Un chiaro segno di congedo; e poi, a proposito di sovvenzioni, avevo ancora metà dei ritagli sui capelli alla maschietta da suddividere in mucchi ordinati, prima di andare a casa. Ma cercavo ancora di individuare ciò che trovavo di così insolito in lui. Lo seguii nel labirinto di apparecchiature.

— Flip è responsabile anche di questo? — dissi, infilandomi fra due cataste di scatole.

— No — rispose O’Reilly. — Sto mettendo in atto il mio nuovo progetto. — Scavalcò una matassa di cavo.

— Ossia? — Scostai una rete di plastica penzolante.

— Diffusione delle informazioni. — Aprì una porta e uscì sulla veranda. — Qua fuori dovrebbe stare abbastanza al fresco.

— Ah, certo — dissi, stringendomi nelle braccia per difendermi dal gelido vento d’ottobre.
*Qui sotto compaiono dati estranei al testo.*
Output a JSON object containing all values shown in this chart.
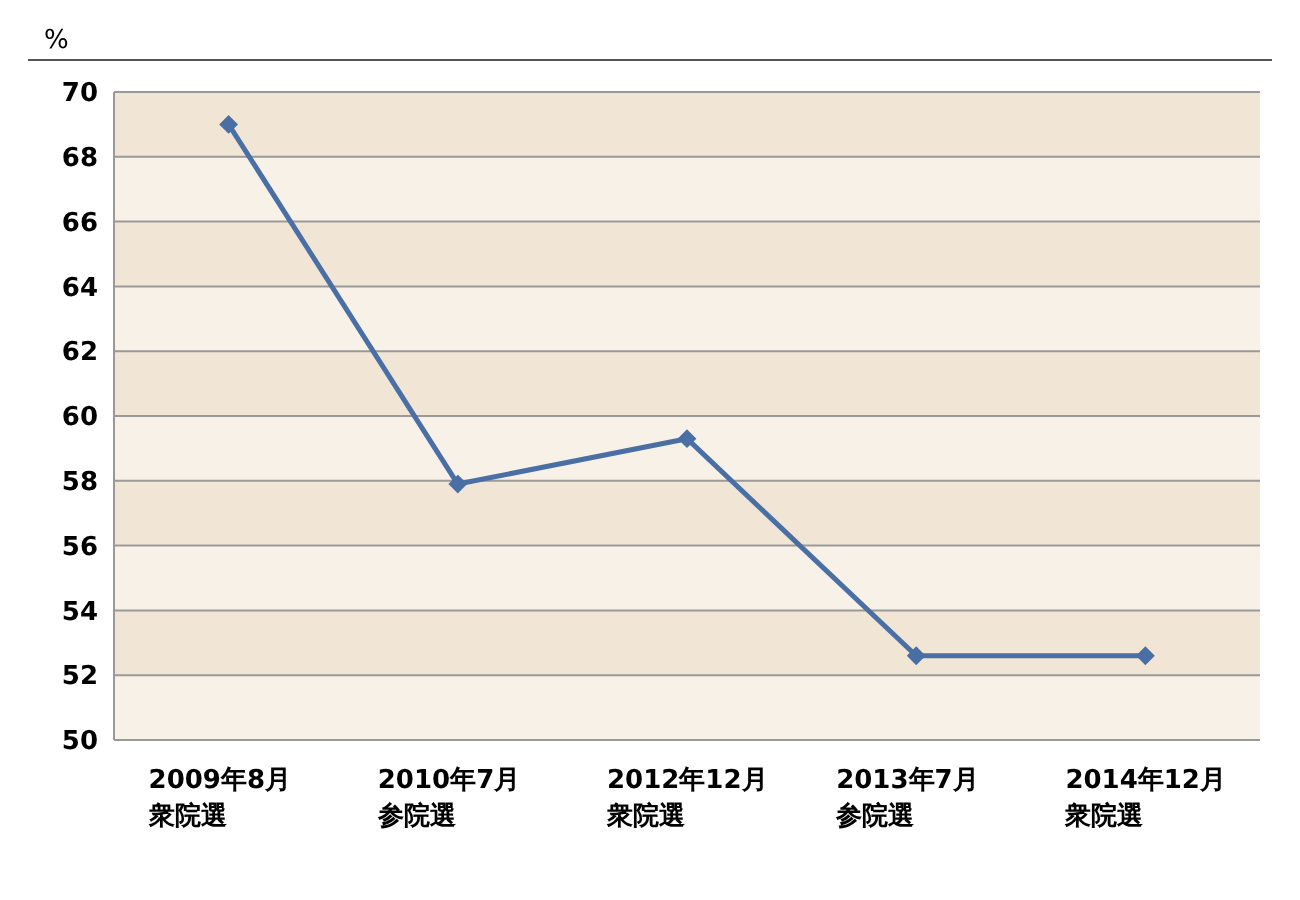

La veranda dava su un ampio paddock cintato, con alte staccionate su tutti i lati e una copertura di rete metallica. In fondo c’era un cancello.
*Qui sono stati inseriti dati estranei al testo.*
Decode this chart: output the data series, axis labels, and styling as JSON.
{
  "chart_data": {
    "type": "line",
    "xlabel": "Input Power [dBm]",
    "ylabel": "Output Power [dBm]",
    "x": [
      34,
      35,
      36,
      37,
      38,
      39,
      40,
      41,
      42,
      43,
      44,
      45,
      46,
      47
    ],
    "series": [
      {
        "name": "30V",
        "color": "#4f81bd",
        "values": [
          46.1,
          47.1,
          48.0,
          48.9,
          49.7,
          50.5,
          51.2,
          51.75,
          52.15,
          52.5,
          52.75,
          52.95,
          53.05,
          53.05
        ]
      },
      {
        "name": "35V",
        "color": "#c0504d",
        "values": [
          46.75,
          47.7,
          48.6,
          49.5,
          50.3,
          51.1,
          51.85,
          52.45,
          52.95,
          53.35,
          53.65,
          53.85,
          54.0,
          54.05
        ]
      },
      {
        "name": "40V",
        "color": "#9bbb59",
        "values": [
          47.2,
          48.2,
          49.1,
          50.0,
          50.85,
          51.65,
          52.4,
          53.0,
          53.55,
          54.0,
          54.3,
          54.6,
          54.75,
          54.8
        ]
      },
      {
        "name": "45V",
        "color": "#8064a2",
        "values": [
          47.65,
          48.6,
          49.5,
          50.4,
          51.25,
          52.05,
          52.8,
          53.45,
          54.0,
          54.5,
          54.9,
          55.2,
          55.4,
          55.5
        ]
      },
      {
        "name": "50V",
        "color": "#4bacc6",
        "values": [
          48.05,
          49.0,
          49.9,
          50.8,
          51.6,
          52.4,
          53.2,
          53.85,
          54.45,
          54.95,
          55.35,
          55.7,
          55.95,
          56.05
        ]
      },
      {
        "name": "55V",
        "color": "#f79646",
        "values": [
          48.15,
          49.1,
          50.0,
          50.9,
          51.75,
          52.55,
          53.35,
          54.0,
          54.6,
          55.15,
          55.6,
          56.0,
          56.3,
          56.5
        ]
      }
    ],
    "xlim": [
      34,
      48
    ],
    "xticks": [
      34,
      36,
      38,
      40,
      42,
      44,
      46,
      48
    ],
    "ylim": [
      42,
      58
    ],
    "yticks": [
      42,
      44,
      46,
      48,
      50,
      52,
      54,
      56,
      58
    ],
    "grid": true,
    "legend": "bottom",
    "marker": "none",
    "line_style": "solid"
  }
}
— Viene usato per esperimenti su animali di grossa taglia — disse il dottor O’Reilly. — Speravo di avere le scimmie per luglio, così avrebbero potuto stare fuori, ma le scartoffie hanno richiesto più tempo del previsto.

— Scimmie?

— Il mio progetto studia gli schemi di diffusione di informazioni in un gruppo di macachi. Si insegna una cosa a un macaco e poi si documenta come l’informazione si diffonde nel gruppo. Sto lavorando al rapporto fra destrezza utilitaristica e non utilitaristica. Insegno a un macaco una operazione non utilitaristica che presenti una bassa soglia di abilità e molteplici livelli di destrezza…

— Come l’hula-hoop — commentai.

O’Reilly posò la scatola accanto alla porta e si rialzò. — L’hula-hoop?

— L’hula-hoop, il minigolf, il twist. Tutte le mode hanno una bassa soglia di abilità. Per questo non vengono mai di moda le partite lampo a scacchi. E nemmeno la scherma.

O’Reilly spinse contro l’attaccatura del naso gli occhiali dalle lenti a fondo di bottiglia.